« V ince Salvini, vedrai se sbaglio».

«Oh certo! Vince Salvini».

«Non hai ancora capito? Vince Salvini».

La sentiamo così spesso, questa roba, che ormai più che una previsione pare un nome: Vince Salvini. Tipo Vince Tempera, che scrisse la sigla di Anna dai capelli rossi (poi ammise di essersi inconsciamente ispirato al tema di Bandiera rossa, e chi non ci crede controlli su YouTube).

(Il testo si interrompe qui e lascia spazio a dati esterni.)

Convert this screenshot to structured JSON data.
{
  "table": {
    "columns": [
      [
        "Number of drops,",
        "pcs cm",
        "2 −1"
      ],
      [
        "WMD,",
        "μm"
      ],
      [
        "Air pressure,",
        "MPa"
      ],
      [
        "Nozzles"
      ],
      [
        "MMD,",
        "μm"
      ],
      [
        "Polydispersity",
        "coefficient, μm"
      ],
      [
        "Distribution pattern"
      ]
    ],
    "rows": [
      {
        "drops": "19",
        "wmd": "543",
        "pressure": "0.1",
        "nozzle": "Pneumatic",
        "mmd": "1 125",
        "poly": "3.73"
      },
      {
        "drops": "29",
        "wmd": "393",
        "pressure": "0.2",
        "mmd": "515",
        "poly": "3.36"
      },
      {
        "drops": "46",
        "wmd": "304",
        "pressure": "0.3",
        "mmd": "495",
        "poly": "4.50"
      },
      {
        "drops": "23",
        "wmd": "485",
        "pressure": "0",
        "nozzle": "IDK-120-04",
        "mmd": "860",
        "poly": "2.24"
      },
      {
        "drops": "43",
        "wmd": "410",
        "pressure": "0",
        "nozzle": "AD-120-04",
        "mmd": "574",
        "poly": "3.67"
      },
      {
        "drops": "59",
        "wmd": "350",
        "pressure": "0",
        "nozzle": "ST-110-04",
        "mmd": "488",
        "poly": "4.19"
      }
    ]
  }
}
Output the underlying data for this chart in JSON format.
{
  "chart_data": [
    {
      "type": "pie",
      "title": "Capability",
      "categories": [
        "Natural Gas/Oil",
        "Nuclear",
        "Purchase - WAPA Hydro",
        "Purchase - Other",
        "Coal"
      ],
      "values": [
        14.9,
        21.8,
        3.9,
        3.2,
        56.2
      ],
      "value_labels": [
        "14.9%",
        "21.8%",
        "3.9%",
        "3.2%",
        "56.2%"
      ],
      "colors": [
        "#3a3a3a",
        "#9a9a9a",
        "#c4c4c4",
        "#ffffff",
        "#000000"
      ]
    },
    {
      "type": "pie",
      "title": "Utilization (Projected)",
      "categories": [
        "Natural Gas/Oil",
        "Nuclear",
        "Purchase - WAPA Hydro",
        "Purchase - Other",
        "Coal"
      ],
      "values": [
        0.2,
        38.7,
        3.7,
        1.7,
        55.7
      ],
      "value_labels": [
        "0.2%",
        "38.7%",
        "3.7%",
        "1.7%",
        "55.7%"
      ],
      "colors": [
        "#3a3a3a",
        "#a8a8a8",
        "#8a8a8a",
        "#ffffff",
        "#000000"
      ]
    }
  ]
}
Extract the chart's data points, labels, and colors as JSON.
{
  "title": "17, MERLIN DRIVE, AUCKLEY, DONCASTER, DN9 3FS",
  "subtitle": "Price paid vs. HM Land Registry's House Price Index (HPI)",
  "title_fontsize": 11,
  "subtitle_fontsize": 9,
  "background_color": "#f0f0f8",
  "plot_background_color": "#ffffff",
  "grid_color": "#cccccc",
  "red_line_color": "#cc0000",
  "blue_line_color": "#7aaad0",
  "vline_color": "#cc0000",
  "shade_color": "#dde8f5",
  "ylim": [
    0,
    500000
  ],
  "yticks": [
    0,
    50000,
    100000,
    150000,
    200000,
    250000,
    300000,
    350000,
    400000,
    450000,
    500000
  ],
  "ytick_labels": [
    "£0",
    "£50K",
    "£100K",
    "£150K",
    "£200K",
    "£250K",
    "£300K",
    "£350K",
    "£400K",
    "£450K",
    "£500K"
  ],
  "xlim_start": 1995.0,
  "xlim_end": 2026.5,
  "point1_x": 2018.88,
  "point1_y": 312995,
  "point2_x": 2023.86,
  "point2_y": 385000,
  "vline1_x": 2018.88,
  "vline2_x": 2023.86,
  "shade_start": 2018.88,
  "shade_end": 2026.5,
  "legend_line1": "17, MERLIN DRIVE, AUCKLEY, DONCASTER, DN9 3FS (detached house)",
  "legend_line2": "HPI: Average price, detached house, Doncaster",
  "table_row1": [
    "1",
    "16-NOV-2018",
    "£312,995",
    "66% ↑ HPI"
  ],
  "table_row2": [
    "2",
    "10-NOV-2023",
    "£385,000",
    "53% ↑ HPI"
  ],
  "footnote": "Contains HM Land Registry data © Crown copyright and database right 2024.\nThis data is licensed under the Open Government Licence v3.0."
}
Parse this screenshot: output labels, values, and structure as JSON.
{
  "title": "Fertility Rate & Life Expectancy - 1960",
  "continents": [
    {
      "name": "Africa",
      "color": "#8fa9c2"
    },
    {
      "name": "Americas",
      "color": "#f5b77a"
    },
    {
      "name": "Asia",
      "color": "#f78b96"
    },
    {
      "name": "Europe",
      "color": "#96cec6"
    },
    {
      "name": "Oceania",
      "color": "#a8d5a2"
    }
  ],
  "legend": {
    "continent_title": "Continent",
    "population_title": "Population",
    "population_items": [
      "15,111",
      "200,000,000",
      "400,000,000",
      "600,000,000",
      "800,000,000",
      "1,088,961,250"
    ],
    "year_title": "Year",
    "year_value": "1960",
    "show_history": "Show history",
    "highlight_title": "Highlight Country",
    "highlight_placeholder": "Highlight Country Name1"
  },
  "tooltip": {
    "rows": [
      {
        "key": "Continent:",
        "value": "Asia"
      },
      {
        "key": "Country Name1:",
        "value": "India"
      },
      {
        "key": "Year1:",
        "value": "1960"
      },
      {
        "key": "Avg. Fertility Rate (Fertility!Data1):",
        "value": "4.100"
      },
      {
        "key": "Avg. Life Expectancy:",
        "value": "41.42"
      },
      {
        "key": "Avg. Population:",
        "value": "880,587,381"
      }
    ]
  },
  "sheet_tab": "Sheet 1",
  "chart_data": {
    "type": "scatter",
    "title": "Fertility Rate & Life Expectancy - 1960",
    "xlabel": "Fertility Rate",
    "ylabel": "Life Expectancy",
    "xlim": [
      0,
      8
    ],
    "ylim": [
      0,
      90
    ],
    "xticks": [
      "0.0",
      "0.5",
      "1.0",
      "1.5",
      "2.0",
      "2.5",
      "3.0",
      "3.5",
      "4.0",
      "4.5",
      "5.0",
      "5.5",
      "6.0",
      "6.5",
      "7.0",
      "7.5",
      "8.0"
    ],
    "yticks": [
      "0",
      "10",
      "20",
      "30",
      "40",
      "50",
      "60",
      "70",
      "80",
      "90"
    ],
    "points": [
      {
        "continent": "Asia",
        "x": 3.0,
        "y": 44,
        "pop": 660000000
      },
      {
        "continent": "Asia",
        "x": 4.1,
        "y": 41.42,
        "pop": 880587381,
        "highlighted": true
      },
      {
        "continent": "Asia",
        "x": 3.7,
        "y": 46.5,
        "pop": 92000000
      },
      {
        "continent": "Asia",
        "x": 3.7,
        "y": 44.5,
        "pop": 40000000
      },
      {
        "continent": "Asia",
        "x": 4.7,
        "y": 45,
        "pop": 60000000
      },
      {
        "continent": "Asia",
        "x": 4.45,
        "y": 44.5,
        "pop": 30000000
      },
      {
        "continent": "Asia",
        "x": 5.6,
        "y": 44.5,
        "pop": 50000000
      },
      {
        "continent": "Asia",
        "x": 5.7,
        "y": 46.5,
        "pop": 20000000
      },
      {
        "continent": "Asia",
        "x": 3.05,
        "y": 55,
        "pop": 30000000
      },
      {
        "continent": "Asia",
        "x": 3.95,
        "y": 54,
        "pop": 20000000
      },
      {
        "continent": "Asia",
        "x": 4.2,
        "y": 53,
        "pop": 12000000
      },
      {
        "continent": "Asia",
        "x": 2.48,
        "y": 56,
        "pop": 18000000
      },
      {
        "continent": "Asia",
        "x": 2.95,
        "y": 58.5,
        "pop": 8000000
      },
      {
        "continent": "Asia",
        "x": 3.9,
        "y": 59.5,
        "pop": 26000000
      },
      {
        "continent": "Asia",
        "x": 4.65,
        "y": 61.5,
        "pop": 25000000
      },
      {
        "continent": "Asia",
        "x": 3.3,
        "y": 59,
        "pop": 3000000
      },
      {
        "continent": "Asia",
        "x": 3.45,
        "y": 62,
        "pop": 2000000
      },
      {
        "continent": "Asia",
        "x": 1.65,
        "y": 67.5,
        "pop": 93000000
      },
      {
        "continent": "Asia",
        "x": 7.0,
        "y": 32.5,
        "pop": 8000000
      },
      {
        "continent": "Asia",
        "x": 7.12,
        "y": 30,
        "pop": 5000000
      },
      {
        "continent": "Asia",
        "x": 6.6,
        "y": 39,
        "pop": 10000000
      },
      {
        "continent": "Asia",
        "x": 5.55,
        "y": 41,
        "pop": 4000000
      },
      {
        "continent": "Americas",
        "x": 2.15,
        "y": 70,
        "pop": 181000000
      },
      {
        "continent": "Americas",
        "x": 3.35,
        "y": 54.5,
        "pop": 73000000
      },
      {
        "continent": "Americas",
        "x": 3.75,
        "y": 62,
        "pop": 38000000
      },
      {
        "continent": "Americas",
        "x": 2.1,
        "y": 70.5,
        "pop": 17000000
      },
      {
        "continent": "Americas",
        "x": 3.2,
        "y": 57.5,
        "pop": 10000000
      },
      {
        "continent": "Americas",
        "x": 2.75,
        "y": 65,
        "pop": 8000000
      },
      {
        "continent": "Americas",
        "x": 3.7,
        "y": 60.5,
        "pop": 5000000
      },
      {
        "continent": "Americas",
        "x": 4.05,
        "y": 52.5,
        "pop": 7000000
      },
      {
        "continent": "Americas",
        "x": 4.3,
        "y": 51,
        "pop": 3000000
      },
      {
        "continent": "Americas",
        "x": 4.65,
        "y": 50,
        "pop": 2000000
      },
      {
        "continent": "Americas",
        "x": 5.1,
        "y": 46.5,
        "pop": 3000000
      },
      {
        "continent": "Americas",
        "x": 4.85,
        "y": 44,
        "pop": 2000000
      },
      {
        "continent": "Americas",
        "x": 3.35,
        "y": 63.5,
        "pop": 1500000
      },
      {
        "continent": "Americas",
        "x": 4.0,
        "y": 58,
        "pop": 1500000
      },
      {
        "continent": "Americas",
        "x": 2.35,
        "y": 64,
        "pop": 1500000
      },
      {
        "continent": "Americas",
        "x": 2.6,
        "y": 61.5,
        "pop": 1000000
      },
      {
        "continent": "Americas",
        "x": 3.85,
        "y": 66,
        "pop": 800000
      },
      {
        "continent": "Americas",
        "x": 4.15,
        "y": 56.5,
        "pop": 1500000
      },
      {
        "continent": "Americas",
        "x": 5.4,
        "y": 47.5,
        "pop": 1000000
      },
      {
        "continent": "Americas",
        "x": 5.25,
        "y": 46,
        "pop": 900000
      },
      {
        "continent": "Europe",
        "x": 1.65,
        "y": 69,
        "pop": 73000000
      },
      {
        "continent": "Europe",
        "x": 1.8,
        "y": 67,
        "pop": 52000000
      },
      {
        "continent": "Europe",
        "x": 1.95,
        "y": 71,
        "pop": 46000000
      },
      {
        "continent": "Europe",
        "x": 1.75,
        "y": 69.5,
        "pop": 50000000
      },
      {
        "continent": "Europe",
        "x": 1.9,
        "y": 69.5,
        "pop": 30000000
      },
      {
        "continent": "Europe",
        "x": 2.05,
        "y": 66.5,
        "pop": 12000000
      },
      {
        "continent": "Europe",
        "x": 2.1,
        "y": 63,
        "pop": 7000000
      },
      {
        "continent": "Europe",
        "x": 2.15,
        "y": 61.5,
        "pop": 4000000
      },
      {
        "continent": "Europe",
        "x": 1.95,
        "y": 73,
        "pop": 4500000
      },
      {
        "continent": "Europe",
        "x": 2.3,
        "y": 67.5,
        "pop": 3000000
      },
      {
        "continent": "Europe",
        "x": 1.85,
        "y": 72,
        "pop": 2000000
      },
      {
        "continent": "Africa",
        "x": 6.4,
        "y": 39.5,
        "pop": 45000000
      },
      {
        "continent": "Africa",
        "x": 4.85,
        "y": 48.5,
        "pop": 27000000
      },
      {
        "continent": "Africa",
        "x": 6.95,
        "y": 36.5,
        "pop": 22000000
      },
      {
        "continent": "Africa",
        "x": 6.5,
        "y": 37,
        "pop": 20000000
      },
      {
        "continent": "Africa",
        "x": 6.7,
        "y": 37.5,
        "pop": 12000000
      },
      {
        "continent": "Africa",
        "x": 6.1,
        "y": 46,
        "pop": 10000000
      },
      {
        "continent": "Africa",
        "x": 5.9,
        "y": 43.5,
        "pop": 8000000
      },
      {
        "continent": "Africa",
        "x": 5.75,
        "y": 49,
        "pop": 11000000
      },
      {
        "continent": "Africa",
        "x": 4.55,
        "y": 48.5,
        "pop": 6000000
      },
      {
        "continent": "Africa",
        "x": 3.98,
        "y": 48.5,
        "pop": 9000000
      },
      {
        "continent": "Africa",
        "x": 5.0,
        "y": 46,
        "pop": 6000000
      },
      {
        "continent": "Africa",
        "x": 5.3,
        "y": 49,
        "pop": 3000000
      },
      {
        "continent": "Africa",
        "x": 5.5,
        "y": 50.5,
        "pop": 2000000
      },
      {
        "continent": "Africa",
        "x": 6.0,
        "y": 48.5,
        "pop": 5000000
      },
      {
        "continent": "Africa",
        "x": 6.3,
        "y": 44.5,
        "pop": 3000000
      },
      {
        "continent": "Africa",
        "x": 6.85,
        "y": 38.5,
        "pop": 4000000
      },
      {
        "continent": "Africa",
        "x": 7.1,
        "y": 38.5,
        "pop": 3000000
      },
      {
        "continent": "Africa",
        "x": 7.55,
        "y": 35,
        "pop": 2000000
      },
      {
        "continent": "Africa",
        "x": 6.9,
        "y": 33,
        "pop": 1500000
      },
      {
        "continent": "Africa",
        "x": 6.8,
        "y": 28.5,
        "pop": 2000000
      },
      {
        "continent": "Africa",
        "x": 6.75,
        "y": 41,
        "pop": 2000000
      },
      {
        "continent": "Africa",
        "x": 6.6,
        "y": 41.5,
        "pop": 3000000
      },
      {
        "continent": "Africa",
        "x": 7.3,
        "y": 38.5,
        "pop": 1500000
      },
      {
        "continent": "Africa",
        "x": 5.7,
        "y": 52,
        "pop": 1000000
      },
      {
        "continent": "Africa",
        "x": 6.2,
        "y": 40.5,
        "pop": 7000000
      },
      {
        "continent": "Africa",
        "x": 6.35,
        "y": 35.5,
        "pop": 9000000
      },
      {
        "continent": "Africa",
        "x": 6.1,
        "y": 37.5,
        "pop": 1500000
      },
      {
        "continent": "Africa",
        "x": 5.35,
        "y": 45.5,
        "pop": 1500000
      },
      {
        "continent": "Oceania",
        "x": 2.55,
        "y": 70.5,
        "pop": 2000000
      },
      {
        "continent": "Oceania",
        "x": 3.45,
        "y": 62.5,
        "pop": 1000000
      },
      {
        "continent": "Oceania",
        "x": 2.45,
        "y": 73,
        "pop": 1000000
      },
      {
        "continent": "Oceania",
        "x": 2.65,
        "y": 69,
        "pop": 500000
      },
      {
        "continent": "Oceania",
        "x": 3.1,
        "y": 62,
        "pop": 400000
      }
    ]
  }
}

Vince Salvini ormai vive di vita propria e sembra solo un lontano cugino di Matteo Salvini, quello che taceva in Consiglio dei ministri mentre passava il fondo salva-stati. Invece Vince Salvini, ora che il fondo va firmato, urla al tradimento, protesta e la mette giù dura. D'altronde Vince Salvini è uno tosto, che in campagna elettorale prometteva 600mila rimpatri di immigrati irregolari. Invece Matteo Salvini quando stava al Viminale (o comunque ogni tanto ci passava) si è fermato a 6mila.

Per dire.

E pensare che un gioco di specchi così piacerebbe molto agli elettori di sinistra, dolcemente complicati e naturalmente portati alla scissione.

Soltanto che, mannaggia, Vince Zingaretti non esiste. E invece coso, Nicola, lui è quello che boh chissà.

(Forse alle prossime conviene candidare Vince Tempera. Magari ci ammolla anche una sigletta che funziona, hai visto mai).